You can’t sleep. You will feel miserable tomorrow. Your brain will feel foggy. Your limbs will feel heavy as lead. You might not be able to comprehend complicated concepts. You might not even be able to say the words “complicated concepts.” You might not be able to offer as much to the world as you usually can. You will find it hard to focus on work and the daily routine. You will feel less able to cope with the daily problems of life. You might not find anything to laugh about. Or you might find too much to laugh about because you’ll feel a little punch-drunk with fatigue—not much better. It will be tough. A rough day.
But you can get through it. You have before. And you can do it again. You will not have a fun day. But it won’t be the end of the world. You can look forward to the time when you will be sleeping better. And you WILL be sleeping better. It is truly inevitable that you will get over insomnia. The odds are highly in your favor. You are doing the work. You are making the effort. You understand what needs to be done. You realize that you’ve developed a habit of worrying about sleep that, in a paradoxical and extremely frustrating way, prevents you from getting any sleep. It is utterly absurd and you know it, but you haven’t yet established a habit of letting go of these worries. But you will.

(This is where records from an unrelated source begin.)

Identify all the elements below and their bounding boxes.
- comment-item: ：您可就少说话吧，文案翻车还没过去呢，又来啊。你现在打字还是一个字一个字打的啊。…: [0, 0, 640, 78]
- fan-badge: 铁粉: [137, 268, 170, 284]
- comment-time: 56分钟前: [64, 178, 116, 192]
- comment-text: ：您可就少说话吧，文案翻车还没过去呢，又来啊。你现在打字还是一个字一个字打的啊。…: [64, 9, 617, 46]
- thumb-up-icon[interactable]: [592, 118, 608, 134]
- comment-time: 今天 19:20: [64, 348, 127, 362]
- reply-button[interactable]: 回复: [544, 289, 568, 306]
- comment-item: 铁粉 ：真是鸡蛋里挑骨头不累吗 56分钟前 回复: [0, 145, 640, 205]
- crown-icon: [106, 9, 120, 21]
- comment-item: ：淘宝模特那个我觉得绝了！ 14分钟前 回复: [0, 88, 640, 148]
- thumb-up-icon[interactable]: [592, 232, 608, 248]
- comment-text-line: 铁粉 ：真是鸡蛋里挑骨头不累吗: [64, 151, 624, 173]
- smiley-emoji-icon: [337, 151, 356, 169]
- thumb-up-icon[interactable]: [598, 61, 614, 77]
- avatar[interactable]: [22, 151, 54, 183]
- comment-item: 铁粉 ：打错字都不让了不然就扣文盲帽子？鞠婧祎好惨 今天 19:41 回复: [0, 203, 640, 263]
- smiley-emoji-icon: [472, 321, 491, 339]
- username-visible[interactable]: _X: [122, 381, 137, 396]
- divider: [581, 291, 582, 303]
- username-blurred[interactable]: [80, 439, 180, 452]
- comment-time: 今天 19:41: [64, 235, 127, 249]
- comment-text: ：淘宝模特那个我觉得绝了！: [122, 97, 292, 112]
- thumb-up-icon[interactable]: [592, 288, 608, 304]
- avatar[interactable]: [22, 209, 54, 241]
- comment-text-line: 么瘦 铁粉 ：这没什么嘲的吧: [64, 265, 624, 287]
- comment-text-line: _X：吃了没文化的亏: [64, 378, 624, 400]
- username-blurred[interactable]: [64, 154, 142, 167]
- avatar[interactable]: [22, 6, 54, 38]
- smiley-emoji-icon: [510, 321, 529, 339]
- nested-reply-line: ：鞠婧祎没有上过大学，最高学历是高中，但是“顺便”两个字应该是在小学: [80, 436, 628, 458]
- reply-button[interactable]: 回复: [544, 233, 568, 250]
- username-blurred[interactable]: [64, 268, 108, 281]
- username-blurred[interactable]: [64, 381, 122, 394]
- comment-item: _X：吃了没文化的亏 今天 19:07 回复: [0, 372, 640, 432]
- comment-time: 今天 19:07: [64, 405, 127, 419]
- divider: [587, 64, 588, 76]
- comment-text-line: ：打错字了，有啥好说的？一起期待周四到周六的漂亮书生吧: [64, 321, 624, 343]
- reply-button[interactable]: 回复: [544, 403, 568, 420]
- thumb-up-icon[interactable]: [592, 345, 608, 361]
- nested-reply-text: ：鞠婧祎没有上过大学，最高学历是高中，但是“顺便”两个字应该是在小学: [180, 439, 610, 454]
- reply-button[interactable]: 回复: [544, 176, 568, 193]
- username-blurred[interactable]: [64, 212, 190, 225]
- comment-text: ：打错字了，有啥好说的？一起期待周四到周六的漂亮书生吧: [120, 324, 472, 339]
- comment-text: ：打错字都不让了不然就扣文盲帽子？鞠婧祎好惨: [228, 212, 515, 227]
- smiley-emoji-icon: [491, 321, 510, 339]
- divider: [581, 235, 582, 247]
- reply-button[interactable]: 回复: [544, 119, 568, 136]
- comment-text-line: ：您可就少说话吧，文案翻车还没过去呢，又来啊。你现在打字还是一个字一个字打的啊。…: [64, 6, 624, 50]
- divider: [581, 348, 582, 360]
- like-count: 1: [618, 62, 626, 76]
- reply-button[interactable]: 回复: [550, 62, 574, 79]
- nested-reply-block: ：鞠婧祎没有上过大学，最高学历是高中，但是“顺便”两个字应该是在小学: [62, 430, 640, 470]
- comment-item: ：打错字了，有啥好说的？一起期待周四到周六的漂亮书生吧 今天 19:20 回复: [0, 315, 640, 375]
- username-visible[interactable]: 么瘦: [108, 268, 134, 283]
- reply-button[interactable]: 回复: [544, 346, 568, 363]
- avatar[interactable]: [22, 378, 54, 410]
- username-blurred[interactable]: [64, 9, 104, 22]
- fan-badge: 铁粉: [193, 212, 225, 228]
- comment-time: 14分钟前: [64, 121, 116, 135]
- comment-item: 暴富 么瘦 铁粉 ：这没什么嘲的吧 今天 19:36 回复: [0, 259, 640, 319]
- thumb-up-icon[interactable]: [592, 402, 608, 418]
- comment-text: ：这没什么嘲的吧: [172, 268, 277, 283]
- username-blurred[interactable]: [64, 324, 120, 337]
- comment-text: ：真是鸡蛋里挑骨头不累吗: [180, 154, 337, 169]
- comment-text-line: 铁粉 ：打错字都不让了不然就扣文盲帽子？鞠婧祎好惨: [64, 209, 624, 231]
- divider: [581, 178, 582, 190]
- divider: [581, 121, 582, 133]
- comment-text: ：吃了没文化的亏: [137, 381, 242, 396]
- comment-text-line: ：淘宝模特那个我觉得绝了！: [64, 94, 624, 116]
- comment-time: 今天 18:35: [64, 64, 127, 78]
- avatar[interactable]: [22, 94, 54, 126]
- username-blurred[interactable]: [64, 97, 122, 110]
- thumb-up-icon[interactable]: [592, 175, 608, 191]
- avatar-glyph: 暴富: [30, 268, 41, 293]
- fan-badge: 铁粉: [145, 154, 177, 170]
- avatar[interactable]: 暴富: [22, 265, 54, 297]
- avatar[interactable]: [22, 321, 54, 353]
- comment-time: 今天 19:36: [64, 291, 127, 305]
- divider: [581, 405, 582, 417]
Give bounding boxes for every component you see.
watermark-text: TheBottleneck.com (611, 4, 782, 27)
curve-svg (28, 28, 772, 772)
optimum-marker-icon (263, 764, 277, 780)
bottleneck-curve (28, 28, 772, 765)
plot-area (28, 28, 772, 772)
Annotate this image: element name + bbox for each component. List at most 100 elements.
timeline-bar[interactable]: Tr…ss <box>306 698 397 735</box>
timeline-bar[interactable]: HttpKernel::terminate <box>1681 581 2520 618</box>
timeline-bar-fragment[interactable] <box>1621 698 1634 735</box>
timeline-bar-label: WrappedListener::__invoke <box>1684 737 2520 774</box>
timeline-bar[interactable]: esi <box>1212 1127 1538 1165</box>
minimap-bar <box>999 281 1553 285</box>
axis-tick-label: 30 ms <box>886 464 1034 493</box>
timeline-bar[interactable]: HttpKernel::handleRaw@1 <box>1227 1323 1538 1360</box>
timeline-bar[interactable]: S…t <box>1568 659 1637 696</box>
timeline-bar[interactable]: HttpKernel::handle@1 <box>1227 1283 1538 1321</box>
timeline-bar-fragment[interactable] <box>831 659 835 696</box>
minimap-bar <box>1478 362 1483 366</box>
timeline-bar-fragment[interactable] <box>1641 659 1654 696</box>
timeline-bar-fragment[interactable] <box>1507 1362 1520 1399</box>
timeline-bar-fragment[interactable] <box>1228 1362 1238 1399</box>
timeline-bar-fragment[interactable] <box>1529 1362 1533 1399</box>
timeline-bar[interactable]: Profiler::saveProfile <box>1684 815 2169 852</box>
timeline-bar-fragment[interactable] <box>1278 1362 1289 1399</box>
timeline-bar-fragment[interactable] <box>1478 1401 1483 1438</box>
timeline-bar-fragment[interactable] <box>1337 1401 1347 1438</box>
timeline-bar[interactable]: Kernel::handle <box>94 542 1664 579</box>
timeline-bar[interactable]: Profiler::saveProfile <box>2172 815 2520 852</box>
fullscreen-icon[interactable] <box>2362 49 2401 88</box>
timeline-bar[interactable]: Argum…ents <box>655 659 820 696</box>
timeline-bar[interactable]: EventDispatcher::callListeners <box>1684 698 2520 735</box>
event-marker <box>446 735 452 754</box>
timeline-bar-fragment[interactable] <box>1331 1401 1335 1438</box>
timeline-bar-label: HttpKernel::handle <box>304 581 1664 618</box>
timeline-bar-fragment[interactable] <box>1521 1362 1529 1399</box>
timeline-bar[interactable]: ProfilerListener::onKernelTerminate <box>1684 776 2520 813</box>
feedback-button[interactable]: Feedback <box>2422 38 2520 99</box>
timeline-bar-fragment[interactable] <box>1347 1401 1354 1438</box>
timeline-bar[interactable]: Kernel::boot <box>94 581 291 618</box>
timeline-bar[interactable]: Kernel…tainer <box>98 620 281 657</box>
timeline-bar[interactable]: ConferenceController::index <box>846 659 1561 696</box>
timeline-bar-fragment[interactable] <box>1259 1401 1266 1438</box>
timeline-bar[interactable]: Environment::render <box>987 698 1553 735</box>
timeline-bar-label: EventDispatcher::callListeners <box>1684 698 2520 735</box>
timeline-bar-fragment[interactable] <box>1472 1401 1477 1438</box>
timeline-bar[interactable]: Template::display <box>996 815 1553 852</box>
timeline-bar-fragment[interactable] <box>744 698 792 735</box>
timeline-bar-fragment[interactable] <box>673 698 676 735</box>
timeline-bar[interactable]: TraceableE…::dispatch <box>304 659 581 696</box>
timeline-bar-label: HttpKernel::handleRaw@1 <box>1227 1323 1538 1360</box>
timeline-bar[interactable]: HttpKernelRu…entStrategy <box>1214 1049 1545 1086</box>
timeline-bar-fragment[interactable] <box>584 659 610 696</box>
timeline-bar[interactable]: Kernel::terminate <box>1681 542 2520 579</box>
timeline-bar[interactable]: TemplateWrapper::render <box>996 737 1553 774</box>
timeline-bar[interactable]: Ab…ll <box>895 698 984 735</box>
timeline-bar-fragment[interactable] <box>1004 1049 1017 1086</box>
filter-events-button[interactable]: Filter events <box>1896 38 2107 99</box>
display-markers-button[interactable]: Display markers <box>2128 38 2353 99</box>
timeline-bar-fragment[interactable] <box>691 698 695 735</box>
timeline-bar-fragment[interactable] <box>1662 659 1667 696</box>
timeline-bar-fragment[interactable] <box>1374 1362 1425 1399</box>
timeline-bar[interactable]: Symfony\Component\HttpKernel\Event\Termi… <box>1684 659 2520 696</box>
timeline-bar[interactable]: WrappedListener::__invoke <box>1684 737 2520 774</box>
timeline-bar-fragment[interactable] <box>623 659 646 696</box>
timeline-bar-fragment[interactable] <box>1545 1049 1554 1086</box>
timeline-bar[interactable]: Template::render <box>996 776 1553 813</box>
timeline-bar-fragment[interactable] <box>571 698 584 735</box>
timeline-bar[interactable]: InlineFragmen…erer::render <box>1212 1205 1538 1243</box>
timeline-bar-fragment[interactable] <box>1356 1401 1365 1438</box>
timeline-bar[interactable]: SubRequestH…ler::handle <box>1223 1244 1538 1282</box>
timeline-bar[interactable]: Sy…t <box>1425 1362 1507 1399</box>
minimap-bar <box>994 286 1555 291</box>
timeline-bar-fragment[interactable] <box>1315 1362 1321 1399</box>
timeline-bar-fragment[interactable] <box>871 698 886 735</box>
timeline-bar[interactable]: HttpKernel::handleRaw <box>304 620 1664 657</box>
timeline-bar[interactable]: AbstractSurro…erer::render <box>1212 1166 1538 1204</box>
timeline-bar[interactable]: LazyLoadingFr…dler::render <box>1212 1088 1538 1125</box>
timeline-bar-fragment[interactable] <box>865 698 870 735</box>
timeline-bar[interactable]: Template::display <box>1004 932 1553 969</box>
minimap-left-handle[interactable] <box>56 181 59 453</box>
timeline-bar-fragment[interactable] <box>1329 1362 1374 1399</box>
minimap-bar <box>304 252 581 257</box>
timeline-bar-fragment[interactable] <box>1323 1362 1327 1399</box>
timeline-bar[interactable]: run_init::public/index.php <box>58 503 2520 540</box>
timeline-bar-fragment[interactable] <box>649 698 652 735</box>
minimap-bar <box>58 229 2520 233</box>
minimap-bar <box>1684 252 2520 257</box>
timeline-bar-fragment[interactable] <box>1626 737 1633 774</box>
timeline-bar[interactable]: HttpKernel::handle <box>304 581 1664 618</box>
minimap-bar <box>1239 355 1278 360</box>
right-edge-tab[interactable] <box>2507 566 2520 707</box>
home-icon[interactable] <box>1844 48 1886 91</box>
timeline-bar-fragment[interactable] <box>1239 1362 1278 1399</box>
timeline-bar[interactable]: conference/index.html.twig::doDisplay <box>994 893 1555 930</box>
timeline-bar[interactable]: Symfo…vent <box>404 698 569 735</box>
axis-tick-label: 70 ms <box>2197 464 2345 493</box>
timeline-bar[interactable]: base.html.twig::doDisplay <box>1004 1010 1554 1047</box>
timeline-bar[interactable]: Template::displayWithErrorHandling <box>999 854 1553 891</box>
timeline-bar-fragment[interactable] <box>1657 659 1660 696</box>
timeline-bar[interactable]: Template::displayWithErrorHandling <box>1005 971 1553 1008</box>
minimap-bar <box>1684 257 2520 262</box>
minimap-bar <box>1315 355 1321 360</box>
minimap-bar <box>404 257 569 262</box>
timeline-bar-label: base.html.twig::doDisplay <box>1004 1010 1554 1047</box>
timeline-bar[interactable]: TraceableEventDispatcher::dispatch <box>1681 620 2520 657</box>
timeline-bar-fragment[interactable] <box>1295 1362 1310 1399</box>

Soon you will work it out. Your insomnia will go away. If not today, well, maybe tomorrow. If not tomorrow, then maybe next week. But it will happen. Yes, tomorrow will be miserable. But you can get through it. You will be OK. You will come out of this better, stronger, more mentally fit to solve problems in your life. And it might not turn out as bad as you think. You might find some rest, some comfort, some hope during this miserable day—a few minutes maybe, here and there. Maybe during lunch. Something nicer than you expected might even happen. But even if it doesn’t, you will be OK. Because you’re in this for the long haul. You don’t need every day to be wonderful or even average. It can be worse than average. It can even be terrible. But you will get through it. You will be OK.